The herb rocket is older in English than the sky-rocket, which appeared no earlier than 1566. The firework rocket took its name from rocchetta in Italian, meaning ‘little bobbin’, from the similarity in shape. There is a related old word in English, rock, which once meant ‘distaff’ and is used by historians now to mean ‘spindle’. But that is nothing to do with the greenery. Salad rocket is related in origin to the Italian rucola, by which we have also learnt to call it. The Italian word from which we took rocket in the 16th century was ruchetta. This was a diminutive of ruca, borrowed from the Latin eruca — some kind of cabbage. The Americans sometimes call rocket arugula, a regional Italian variant of rucola.

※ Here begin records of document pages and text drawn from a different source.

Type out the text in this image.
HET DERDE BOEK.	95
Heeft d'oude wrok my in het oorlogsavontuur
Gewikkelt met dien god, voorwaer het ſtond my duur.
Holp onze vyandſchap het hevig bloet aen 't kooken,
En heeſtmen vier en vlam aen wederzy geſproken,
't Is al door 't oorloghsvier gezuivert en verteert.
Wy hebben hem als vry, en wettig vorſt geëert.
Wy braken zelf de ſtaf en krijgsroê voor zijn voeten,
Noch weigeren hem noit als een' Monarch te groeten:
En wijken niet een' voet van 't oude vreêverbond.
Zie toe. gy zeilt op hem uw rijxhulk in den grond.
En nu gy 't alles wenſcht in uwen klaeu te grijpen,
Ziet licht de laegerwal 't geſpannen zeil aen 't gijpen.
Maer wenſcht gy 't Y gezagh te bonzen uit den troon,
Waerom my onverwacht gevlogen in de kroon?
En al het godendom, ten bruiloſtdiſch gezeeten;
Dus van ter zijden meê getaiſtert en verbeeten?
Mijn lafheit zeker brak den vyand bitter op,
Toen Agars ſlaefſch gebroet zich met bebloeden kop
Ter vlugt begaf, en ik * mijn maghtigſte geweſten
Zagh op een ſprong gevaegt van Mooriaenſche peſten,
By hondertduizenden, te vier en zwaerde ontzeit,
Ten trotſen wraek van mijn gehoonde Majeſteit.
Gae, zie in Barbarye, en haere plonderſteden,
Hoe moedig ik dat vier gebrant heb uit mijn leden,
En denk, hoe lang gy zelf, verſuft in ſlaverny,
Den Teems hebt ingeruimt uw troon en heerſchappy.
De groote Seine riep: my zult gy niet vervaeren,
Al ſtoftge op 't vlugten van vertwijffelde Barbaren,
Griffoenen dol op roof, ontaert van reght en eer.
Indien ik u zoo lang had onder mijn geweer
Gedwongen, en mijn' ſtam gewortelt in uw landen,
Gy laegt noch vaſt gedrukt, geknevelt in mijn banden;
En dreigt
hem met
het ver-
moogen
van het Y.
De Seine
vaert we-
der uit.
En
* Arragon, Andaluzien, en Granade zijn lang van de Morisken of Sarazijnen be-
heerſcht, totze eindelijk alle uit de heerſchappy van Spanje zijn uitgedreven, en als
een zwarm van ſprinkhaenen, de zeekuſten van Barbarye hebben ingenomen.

The Latin word eruca also meant ‘caterpillar’. It was used in the English of the Douay version of the Bible (1610) with that meaning. The English urchin, meaning ‘hedgehog’, is derived via French from the Latin ericius, said by philologists to be related to eruca. In medieval English Bibles the form yrchoun or urchuon was used for ‘hedgehog’. A 15th-century cookery book recommends sticking almonds into pork to make it bristle like a hedgehog or yrchon — I might try it. The French form hérisson meant a spiked revolving beam as part of a fortification. Burns called a hedgehog a hurcheon. Urchins, like kids, also signified children, hence street urchin.